# Using user defined functions in Spark

- You've seen some of the power behind Spark's built-in string functions when it comes to manipulating DataFrames. However, once you reach a certain point, it becomes difficult to process the data in a without creating a rat's nest of function calls. Here's one place where you can use User Defined Functions to manipulate our DataFrames.

- For this exercise, we'll use our `voter_df` DataFrame, but you're going to replace the `first_name` column with the first and middle names.

- The `pyspark.sql.functions` library is available under the alias `F`. The classes from `pyspark.sql.types` are already imported.

## Instructions

- Edit the `getFirstAndMiddle()` function to return a space separated string of names, except the last entry in the names list.
- Define the function as a user-defined function.
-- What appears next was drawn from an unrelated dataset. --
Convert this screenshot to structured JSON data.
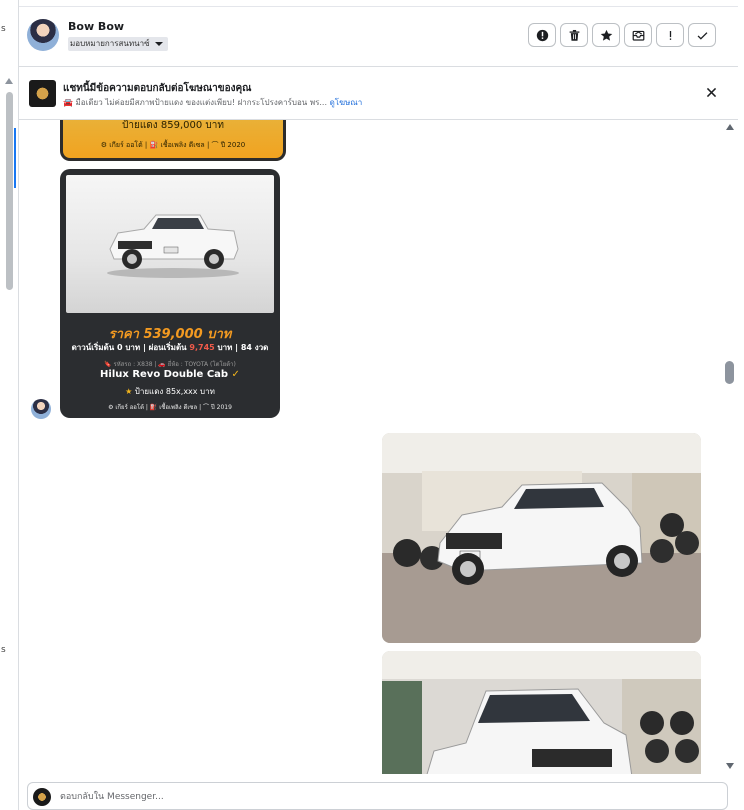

It should return a string type.
- Create a new column on `voter_df` called `first_and_middle_name` using your UDF.
- Show the Data Frame.

In [2]:
# Intialization
import os
import sys

os.environ["SPARK_HOME"] = "/home/talentum/spark"
os.environ["PYLIB"] = os.environ["SPARK_HOME"] + "/python/lib"
# In below two lines, use /usr/bin/python2.7 if you want to use Python 2
os.environ["PYSPARK_PYTHON"] = "/usr/bin/python3.6" 
os.environ["PYSPARK_DRIVER_PYTHON"] = "/usr/bin/python3"
sys.path.insert(0, os.environ["PYLIB"] +"/py4j-0.10.7-src.zip")
sys.path.insert(0, os.environ["PYLIB"] +"/pyspark.zip")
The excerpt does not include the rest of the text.